'You want to strip me of everything, eh? to leave your children with nothing but straw for a bed? You won't even leave us a loaf of bread? Well! well! clear out everything, and send for Rose to fill her apron! There's the key!'

He threw the key at Marthe and she placed it under her pillow. She was quite pale after this quarrel, the first violent quarrel that she had ever had with her husband. She got into bed, but Mouret passed the night in an easy-chair. Towards morning Marthe heard him sobbing. She would then have given him back the key, if he had not wildly rushed into the garden, though it was still pitch dark.

Peace again seemed to be re-established between them. The key of the desk remained hanging upon a nail near the mirror. Marthe, who was quite unaccustomed to the sight of large sums, felt a sort of fear of the money. She was very bashful and shamefaced at first whenever she went to open the drawer in which Mouret always kept some ten thousand francs in cash to pay for his purchases of wine. She strictly confined herself to taking only what was necessary. Olympe, too, gave her the most excellent advice, and told her that now she had the key she ought to be careful and economical; and, indeed, seeing the trembling nervousness which she exhibited at the sight of the hoard of money, she ceased for some time to speak to her of the Besançon debts.

Mouret meantime relapsed into his former moody silence. Serge's admission to the Seminary had been another severe blow to him. His friends of the Cours Sauvaire, the retired traders who promenaded there regularly between four o'clock and six, began to feel very uneasy about him, when they saw him arrive with his arms swaying about and his face wearing a stupefied expression. He hardly made any reply to their remarks and seemed a prey to some incurable disease.

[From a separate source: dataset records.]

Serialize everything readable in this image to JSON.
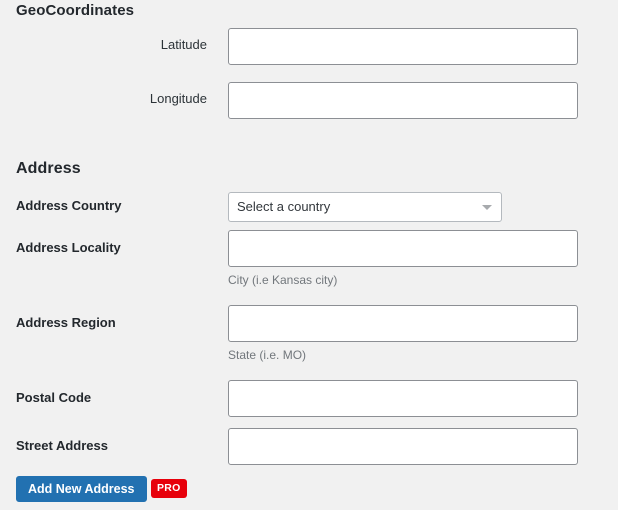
{
  "theme": {
    "background": "#f1f1f1",
    "input_border": "#8c8f94",
    "primary_blue": "#2271b1",
    "badge_red": "#e7000b",
    "help_text_color": "#72777c"
  },
  "geo_section": {
    "heading": "GeoCoordinates",
    "fields": [
      {
        "label": "Latitude",
        "value": "",
        "placeholder": ""
      },
      {
        "label": "Longitude",
        "value": "",
        "placeholder": ""
      }
    ]
  },
  "address_section": {
    "heading": "Address",
    "country": {
      "label": "Address Country",
      "selected": "Select a country",
      "icon": "chevron-down-icon"
    },
    "locality": {
      "label": "Address Locality",
      "value": "",
      "placeholder": "",
      "help": "City (i.e Kansas city)"
    },
    "region": {
      "label": "Address Region",
      "value": "",
      "placeholder": "",
      "help": "State (i.e. MO)"
    },
    "postal_code": {
      "label": "Postal Code",
      "value": "",
      "placeholder": ""
    },
    "street_address": {
      "label": "Street Address",
      "value": "",
      "placeholder": ""
    }
  },
  "footer": {
    "add_button_label": "Add New Address",
    "pro_badge_label": "PRO"
  }
}
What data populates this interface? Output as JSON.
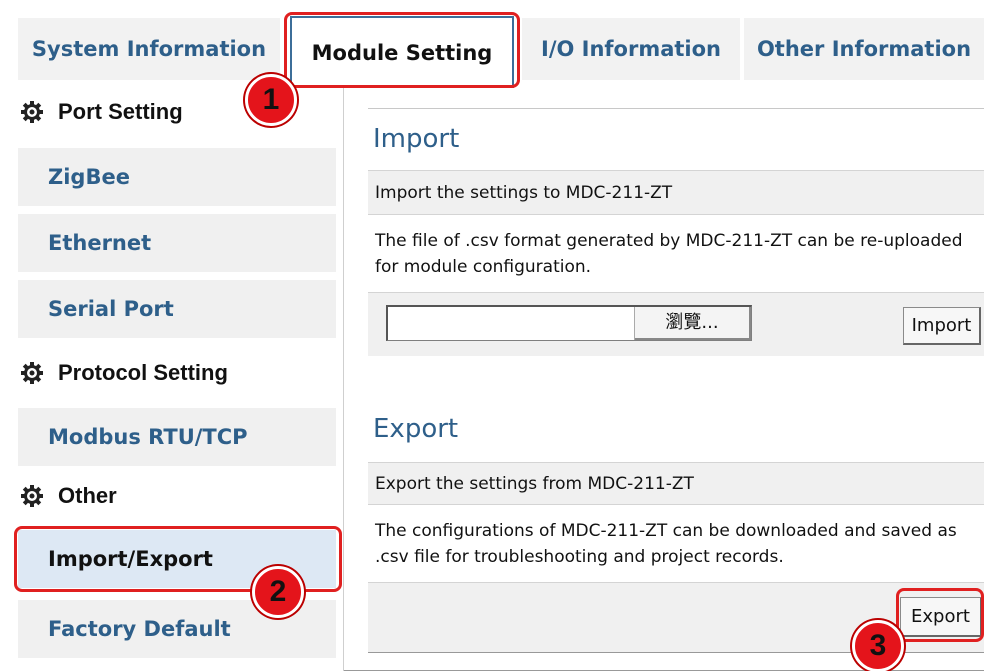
{
  "tabs": [
    {
      "label": "System Information"
    },
    {
      "label": "Module Setting"
    },
    {
      "label": "I/O Information"
    },
    {
      "label": "Other Information"
    }
  ],
  "sidebar": {
    "groups": [
      {
        "label": "Port Setting",
        "icon": "gear-icon"
      },
      {
        "label": "Protocol Setting",
        "icon": "gear-icon"
      },
      {
        "label": "Other",
        "icon": "gear-icon"
      }
    ],
    "items": [
      {
        "label": "ZigBee"
      },
      {
        "label": "Ethernet"
      },
      {
        "label": "Serial Port"
      },
      {
        "label": "Modbus RTU/TCP"
      },
      {
        "label": "Import/Export"
      },
      {
        "label": "Factory Default"
      }
    ]
  },
  "import": {
    "title": "Import",
    "subtitle": "Import the settings to MDC-211-ZT",
    "description": "The file of .csv format generated by MDC-211-ZT can be re-uploaded for module configuration.",
    "file_value": "",
    "browse_label": "瀏覽...",
    "button_label": "Import"
  },
  "export": {
    "title": "Export",
    "subtitle": "Export the settings from MDC-211-ZT",
    "description": "The configurations of MDC-211-ZT can be downloaded and saved as .csv file for troubleshooting and project records.",
    "button_label": "Export"
  },
  "annotations": {
    "badge_1": "1",
    "badge_2": "2",
    "badge_3": "3",
    "highlight_color": "#e02020"
  },
  "colors": {
    "link_blue": "#2e5f8a",
    "active_item_bg": "#dde8f4"
  }
}
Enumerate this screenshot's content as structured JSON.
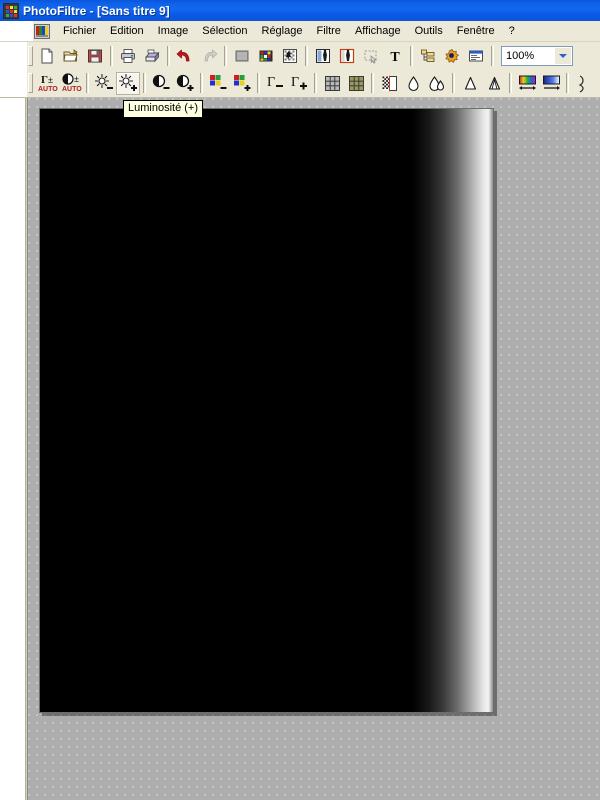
{
  "window": {
    "app_name": "PhotoFiltre",
    "separator": " - ",
    "document_title": "[Sans titre 9]",
    "full_title": "PhotoFiltre - [Sans titre 9]",
    "icon": "photofiltre-app-icon",
    "titlebar_color": "#0f62ec"
  },
  "menubar": {
    "document_icon": "mdi-document-icon",
    "items": [
      {
        "label": "Fichier",
        "name": "menu-fichier"
      },
      {
        "label": "Edition",
        "name": "menu-edition"
      },
      {
        "label": "Image",
        "name": "menu-image"
      },
      {
        "label": "Sélection",
        "name": "menu-selection"
      },
      {
        "label": "Réglage",
        "name": "menu-reglage"
      },
      {
        "label": "Filtre",
        "name": "menu-filtre"
      },
      {
        "label": "Affichage",
        "name": "menu-affichage"
      },
      {
        "label": "Outils",
        "name": "menu-outils"
      },
      {
        "label": "Fenêtre",
        "name": "menu-fenetre"
      },
      {
        "label": "?",
        "name": "menu-aide"
      }
    ]
  },
  "toolbar_main": {
    "buttons": [
      {
        "icon": "new-file-icon",
        "label": "Nouveau"
      },
      {
        "icon": "open-folder-icon",
        "label": "Ouvrir"
      },
      {
        "icon": "save-disk-icon",
        "label": "Enregistrer"
      },
      {
        "icon": "print-icon",
        "label": "Imprimer"
      },
      {
        "icon": "scanner-icon",
        "label": "Acquisition"
      },
      {
        "icon": "undo-arrow-icon",
        "label": "Annuler"
      },
      {
        "icon": "redo-arrow-icon",
        "label": "Refaire"
      },
      {
        "icon": "gray-swatch-icon",
        "label": "Couleur"
      },
      {
        "icon": "color-palette-icon",
        "label": "Palette de couleurs"
      },
      {
        "icon": "transparency-icon",
        "label": "Transparence"
      },
      {
        "icon": "image-copy-icon",
        "label": "Copier l'image"
      },
      {
        "icon": "image-paste-icon",
        "label": "Coller l'image"
      },
      {
        "icon": "selection-marquee-icon",
        "label": "Sélection"
      },
      {
        "icon": "text-tool-icon",
        "label": "Texte"
      },
      {
        "icon": "layers-icon",
        "label": "Calques"
      },
      {
        "icon": "effects-icon",
        "label": "Effets"
      },
      {
        "icon": "window-info-icon",
        "label": "Informations"
      }
    ],
    "zoom": {
      "value": "100%",
      "arrow": "chevron-down-icon"
    }
  },
  "toolbar_adjust": {
    "buttons": [
      {
        "icon": "gamma-auto-icon",
        "label": "Gamma auto",
        "glyph": "Γ±",
        "sub": "AUTO"
      },
      {
        "icon": "contrast-auto-icon",
        "label": "Contraste auto",
        "glyph": "◐±",
        "sub": "AUTO"
      },
      {
        "icon": "brightness-minus-icon",
        "label": "Luminosité (-)"
      },
      {
        "icon": "brightness-plus-icon",
        "label": "Luminosité (+)",
        "state": "hover"
      },
      {
        "icon": "contrast-minus-icon",
        "label": "Contraste (-)"
      },
      {
        "icon": "contrast-plus-icon",
        "label": "Contraste (+)"
      },
      {
        "icon": "saturation-minus-icon",
        "label": "Saturation (-)"
      },
      {
        "icon": "saturation-plus-icon",
        "label": "Saturation (+)"
      },
      {
        "icon": "gamma-minus-icon",
        "label": "Gamma (-)",
        "glyph": "Γ–"
      },
      {
        "icon": "gamma-plus-icon",
        "label": "Gamma (+)",
        "glyph": "Γ+"
      },
      {
        "icon": "dither-gray-icon",
        "label": "Trame"
      },
      {
        "icon": "dither-color-icon",
        "label": "Trame couleur"
      },
      {
        "icon": "halftone-icon",
        "label": "Demi-teinte"
      },
      {
        "icon": "blur-drop-icon",
        "label": "Flou"
      },
      {
        "icon": "blur-more-icon",
        "label": "Flou renforcé"
      },
      {
        "icon": "sharpen-icon",
        "label": "Netteté"
      },
      {
        "icon": "sharpen-more-icon",
        "label": "Netteté renforcée"
      },
      {
        "icon": "gradient-rainbow-icon",
        "label": "Dégradé"
      },
      {
        "icon": "gradient-blue-icon",
        "label": "Dégradé bichrome"
      },
      {
        "icon": "edge-icon",
        "label": "Contours"
      }
    ]
  },
  "tooltip": {
    "text": "Luminosité (+)"
  },
  "image_window": {
    "name": "document-canvas",
    "title": "Sans titre 9",
    "zoom_level": "100%",
    "canvas_description": "black image with white gradient on right edge"
  }
}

'He's breaking up; he's breaking up,' they murmured to each other; 'and he's only forty-four; it's scarcely credible. He will end by having softening of the brain.'

Mouret no longer seemed to hear the malicious allusions which were made before him. If he was questioned directly about Abbé Faujas, he coloured slightly as he replied that the priest was an excellent tenant and paid his rent with great punctuality. When his back was turned, the retired shopkeepers grinned as they sat and basked in the sun on one of the seats on the Cours.

'Well, after all, he is only getting what he deserves,' said a retired almond-dealer. 'You remember how hotly he stood up for the priest, how he sang his praises in the four corners of Plassans; but when one talks to him on that subject now rather an odd expression comes over his face.'

These worthy gentlemen then regaled themselves with certain scandalous stories which they whispered into each other's ears, passing them on in this way from one end of the bench to the other.

'Well,' said a master-tanner in a half whisper, 'there isn't much pluck about Mouret; if I were in his place I would soon show the priest the door.'

Thereupon they all repeated that Mouret was certainly a very timid fellow, he who had formerly jeered so much at those husbands who allowed their wives to lead them by the nose.